Smith et al. (Env. Health Perspect. 124: 713, 2016) identified 10 key characteristics (KCs), one or more of which are commonly exhibited by established human carcinogens. The KCs reflect the properties of a cancer-causing agent, such as ‘is genotoxic,’ ‘is immunosuppressive’ or ‘modulates receptor-mediated effects,’ and are distinct from the hallmarks of cancer, which are the properties of tumors. To assess feasibility and limitations of applying the KCs to diverse agents, methods and results of mechanistic data evaluations were compiled from eight recent IARC Monograph meetings.

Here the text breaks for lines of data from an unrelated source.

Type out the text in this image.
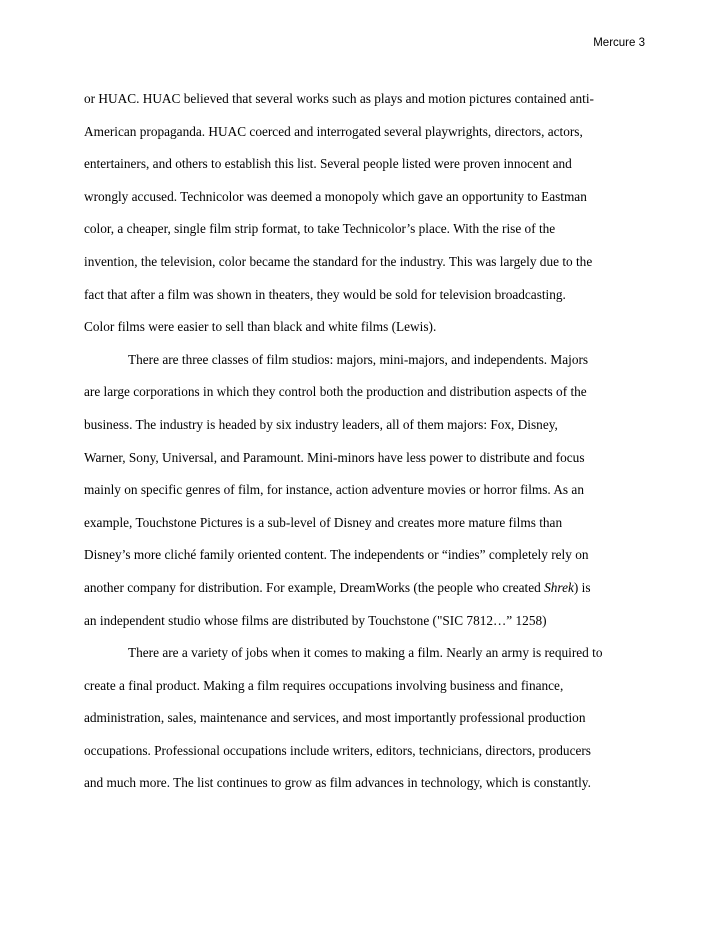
Mercure 3
or HUAC. HUAC believed that several works such as plays and motion pictures contained anti-
American propaganda. HUAC coerced and interrogated several playwrights, directors, actors,
entertainers, and others to establish this list. Several people listed were proven innocent and
wrongly accused. Technicolor was deemed a monopoly which gave an opportunity to Eastman
color, a cheaper, single film strip format, to take Technicolor’s place. With the rise of the
invention, the television, color became the standard for the industry. This was largely due to the
fact that after a film was shown in theaters, they would be sold for television broadcasting.
Color films were easier to sell than black and white films (Lewis).
There are three classes of film studios: majors, mini-majors, and independents. Majors
are large corporations in which they control both the production and distribution aspects of the
business. The industry is headed by six industry leaders, all of them majors: Fox, Disney,
Warner, Sony, Universal, and Paramount. Mini-minors have less power to distribute and focus
mainly on specific genres of film, for instance, action adventure movies or horror films. As an
example, Touchstone Pictures is a sub-level of Disney and creates more mature films than
Disney’s more cliché family oriented content. The independents or “indies” completely rely on
another company for distribution. For example, DreamWorks (the people who created Shrek) is
an independent studio whose films are distributed by Touchstone ("SIC 7812…” 1258)
There are a variety of jobs when it comes to making a film. Nearly an army is required to
create a final product. Making a film requires occupations involving business and finance,
administration, sales, maintenance and services, and most importantly professional production
occupations. Professional occupations include writers, editors, technicians, directors, producers
and much more. The list continues to grow as film advances in technology, which is constantly.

A systematic search, screening and evaluation procedure identified a broad literature encompassing multiple KCs for most (12/16) IARC Group 1 or 2A carcinogens identified in these meetings. Five carcinogens are genotoxic and induce oxidative stress, of which pentachlorophenol, hydrazine and malathion also showed additional KCs. Four others, including welding fumes, are immunosuppressive. The overall evaluation was upgraded to Group 2A based on mechanistic data for only two agents, tetrabromobisphenol A and tetrachloroazobenzene. Both carcinogens modulate receptor-mediated effects in combination with other KCs. Fewer studies were identified for Group 2B or 3 agents, with the vast majority (17/18) showing only one or no KCs. Thus, an objective approach to identify and evaluate mechanistic studies pertinent to cancer revealed strong evidence for multiple KCs for most Group 1 or 2A carcinogens but also identified opportunities for improvement. Further development and mapping of toxicological and biomarker endpoints and pathways relevant to the KCs can advance the systematic search and evaluation of mechanistic data in carcinogen hazard identification. https://doi.org/10.1093/carcin/bgy031
Smith, M. T. et al. (2016). Key Characteristics of Carcinogens as a Basis for Organizing Data on Mechanisms of Carcinogenesis. Environmental Health Perspectives 124 (6): 713-721.

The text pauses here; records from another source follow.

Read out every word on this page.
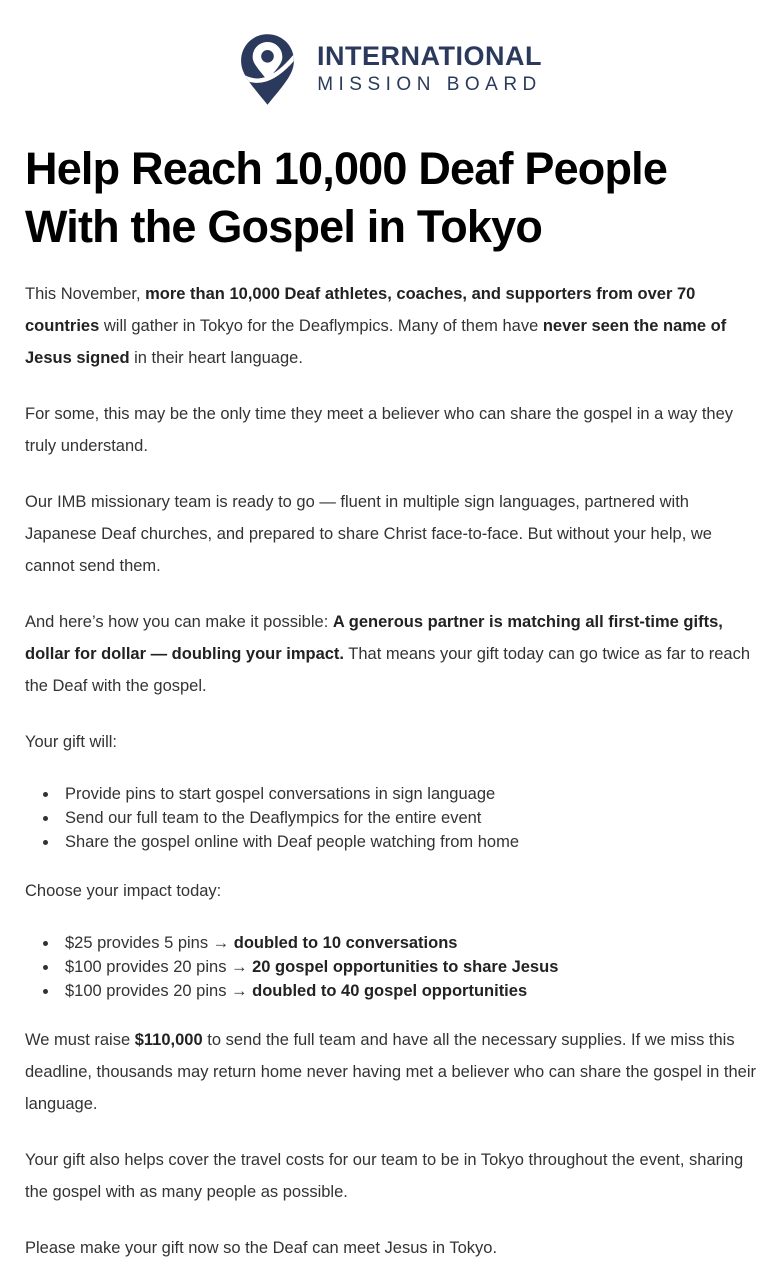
INTERNATIONAL
MISSION BOARD
Help Reach 10,000 Deaf People
With the Gospel in Tokyo

This November, more than 10,000 Deaf athletes, coaches, and supporters from over 70 countries will gather in Tokyo for the Deaflympics. Many of them have never seen the name of Jesus signed in their heart language.

For some, this may be the only time they meet a believer who can share the gospel in a way they truly understand.

Our IMB missionary team is ready to go — fluent in multiple sign languages, partnered with Japanese Deaf churches, and prepared to share Christ face-to-face. But without your help, we cannot send them.

And here’s how you can make it possible: A generous partner is matching all first-time gifts, dollar for dollar — doubling your impact. That means your gift today can go twice as far to reach the Deaf with the gospel.

Your gift will:

• Provide pins to start gospel conversations in sign language
• Send our full team to the Deaflympics for the entire event
• Share the gospel online with Deaf people watching from home

Choose your impact today:

• $25 provides 5 pins → doubled to 10 conversations
• $100 provides 20 pins → 20 gospel opportunities to share Jesus
• $100 provides 20 pins → doubled to 40 gospel opportunities

We must raise $110,000 to send the full team and have all the necessary supplies. If we miss this deadline, thousands may return home never having met a believer who can share the gospel in their language.

Your gift also helps cover the travel costs for our team to be in Tokyo throughout the event, sharing the gospel with as many people as possible.

Please make your gift now so the Deaf can meet Jesus in Tokyo.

Background: A recent review by the International Agency for Research on Cancer (IARC) updated the assessments of the > 100 agents classified as Group 1, carcinogenic to humans (IARC Monographs Volume 100, parts A–F). This exercise was complicated by the absence of a broadly accepted, systematic method for evaluating mechanistic data to support conclusions regarding human hazard from exposure to carcinogens. Objectives and Methods: IARC therefore convened two workshops in which an international Working Group of experts identified 10 key characteristics, one or more of which are commonly exhibited by established human carcinogens. Discussion:
These characteristics provide the basis for an objective approach to identifying and organizing results from pertinent mechanistic studies. The 10 characteristics are the abilities of an agent to 1) act as an electrophile either directly or after metabolic activation; 2) be genotoxic; 3) alter DNA repair or cause genomic instability; 4) induce epigenetic alterations; 5) induce oxidative stress; 6) induce chronic inflammation; 7) be immunosuppressive; 8) modulate receptor-mediated effects; 9) cause immortalization; and 10) alter cell proliferation, cell death, or nutrient supply. Conclusion: We describe the use of the 10 key characteristics to conduct a systematic literature search focused on relevant end points and construct a graphical representation of the identified mechanistic information. Next, we use benzene and polychlorinated biphenyls as examples to illustrate how this approach may work in practice. The approach described is similar in many respects to those currently being implemented by the U.S. EPA’s Integrated Risk Information System Program and the U.S. National Toxicology Program.